駅前糸脈

町医者をしながら世の中最前線の動きを感知、駅前から所見を発信。

医者の薬

2013年04月03日 | 医療

         

 医者は楽しい仕事だろうか?。

 こうした設問自体が無体なもので、多くの仕事と同じように楽しい時も嫌な時もある。同じようなことをしていても、楽しいと思う医者も居るだろうし辛いと思う医者も居るだろう。

 私の場合、正直に言えば心晴れぬ日も多い。何と言っても患者さんの願いや希望を十全に叶えることは難しいからだ。それが自然経過であっても、経過が悪ければ御不満の方もおられるし稀ではあるが離れて行かれる方もおられる。慢性疾患相手の駅前の総合内科医は患者の生活に立ち入って、雨水が石を穿つように生活習慣を改善させなければならないのだが、思うようにはゆかないこともある。たかだか二三回診た総合病院の若い医師にもう少し痩せさせるようにと注意を受けて鼻白むこともある。

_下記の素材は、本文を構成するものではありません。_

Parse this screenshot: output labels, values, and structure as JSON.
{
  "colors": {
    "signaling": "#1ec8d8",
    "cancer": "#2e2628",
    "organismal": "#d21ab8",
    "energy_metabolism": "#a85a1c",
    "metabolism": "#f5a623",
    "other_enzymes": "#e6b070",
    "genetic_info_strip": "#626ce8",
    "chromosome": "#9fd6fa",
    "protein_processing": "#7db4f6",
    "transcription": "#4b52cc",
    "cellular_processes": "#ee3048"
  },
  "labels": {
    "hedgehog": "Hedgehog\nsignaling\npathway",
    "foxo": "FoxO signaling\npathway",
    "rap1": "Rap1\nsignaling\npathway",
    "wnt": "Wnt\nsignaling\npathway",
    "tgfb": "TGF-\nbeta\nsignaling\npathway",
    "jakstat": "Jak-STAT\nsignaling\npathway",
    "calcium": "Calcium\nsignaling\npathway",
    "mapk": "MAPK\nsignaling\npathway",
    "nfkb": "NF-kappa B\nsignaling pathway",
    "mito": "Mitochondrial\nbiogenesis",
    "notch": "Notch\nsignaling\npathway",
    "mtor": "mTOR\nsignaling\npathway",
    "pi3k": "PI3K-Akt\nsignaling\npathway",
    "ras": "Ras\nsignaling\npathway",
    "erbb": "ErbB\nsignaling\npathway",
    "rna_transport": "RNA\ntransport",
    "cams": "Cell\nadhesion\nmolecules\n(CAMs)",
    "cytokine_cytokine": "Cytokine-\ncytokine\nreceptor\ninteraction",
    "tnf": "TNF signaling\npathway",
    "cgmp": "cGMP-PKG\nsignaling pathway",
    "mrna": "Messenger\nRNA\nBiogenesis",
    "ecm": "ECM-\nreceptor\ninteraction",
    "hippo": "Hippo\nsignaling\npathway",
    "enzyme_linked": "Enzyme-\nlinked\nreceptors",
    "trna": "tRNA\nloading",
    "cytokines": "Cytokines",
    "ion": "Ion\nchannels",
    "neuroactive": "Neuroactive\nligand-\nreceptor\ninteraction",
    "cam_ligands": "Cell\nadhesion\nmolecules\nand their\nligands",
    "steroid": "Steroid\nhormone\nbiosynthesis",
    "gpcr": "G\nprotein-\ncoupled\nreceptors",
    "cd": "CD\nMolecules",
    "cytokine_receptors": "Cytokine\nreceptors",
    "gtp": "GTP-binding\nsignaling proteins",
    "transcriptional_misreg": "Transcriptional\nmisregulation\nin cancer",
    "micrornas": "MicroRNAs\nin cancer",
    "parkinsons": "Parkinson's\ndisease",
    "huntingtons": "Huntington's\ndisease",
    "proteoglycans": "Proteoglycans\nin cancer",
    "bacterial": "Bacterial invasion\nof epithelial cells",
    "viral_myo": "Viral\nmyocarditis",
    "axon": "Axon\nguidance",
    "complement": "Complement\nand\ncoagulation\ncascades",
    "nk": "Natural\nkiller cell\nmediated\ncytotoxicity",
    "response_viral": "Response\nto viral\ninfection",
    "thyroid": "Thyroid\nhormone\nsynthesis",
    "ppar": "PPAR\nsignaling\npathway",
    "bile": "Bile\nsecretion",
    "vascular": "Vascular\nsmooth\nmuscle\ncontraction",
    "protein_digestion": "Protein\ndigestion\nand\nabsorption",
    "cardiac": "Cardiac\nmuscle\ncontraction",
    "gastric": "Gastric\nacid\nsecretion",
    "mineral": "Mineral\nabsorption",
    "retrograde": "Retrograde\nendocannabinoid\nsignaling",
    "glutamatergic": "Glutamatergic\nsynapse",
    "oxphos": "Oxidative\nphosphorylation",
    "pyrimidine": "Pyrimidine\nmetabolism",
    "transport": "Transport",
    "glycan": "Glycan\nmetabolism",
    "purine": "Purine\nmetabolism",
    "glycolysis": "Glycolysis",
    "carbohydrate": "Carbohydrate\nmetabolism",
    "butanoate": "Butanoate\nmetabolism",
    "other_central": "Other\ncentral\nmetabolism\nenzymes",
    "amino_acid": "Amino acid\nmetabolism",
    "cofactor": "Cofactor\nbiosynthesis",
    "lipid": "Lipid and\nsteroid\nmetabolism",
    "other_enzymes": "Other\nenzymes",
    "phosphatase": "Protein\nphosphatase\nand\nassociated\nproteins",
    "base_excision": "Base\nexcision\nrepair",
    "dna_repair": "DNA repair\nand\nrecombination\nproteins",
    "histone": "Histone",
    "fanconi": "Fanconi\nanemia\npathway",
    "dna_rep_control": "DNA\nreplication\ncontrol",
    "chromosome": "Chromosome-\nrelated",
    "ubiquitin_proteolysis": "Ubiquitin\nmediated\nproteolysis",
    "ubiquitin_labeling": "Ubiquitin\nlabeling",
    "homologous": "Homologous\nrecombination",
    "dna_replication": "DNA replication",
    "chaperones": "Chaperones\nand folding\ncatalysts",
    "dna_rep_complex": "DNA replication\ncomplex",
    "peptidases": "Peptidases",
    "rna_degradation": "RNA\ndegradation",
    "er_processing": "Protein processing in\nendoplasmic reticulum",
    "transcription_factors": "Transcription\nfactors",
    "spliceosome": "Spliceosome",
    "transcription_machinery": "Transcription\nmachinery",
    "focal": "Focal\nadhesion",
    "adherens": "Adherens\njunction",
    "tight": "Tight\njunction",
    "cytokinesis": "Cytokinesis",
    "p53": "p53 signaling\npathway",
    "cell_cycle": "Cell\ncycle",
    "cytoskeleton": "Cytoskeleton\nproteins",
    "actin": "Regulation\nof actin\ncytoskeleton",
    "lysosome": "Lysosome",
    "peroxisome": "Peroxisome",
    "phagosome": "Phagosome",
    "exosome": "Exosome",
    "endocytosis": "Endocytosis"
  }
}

 それと何時まで経っても辛く感じるのは、何をしていても何処に居ても何時でも電話が掛かってきて、生活を中断させられることだ。幸いこれは、だんだん減ってきており、最近では週に二三回程度になった。

 逆に思わず心和むのは、思わぬところでお礼を言われることだ。こちらは忘れていても、患者さんや家族は憶えており、二十年前にお世話になりましたなどと街で頭を下げられることがある。先日も介護保険審査委員の委任状を百名ほどの委員と共に受領に行ったのだが、市長代理の局長が挨拶をされ、やれこれで終わりかと腰を上げようとしていたら、五十年配の局長がつかつかと近寄られ二十八年前に**病院でお世話になりましたと頭を下げられたのには驚いた。見覚えもなく(二十八年で老けられた?)、ああそうでしたかとお辞儀を返したのだが、帰り道の心は軽かった。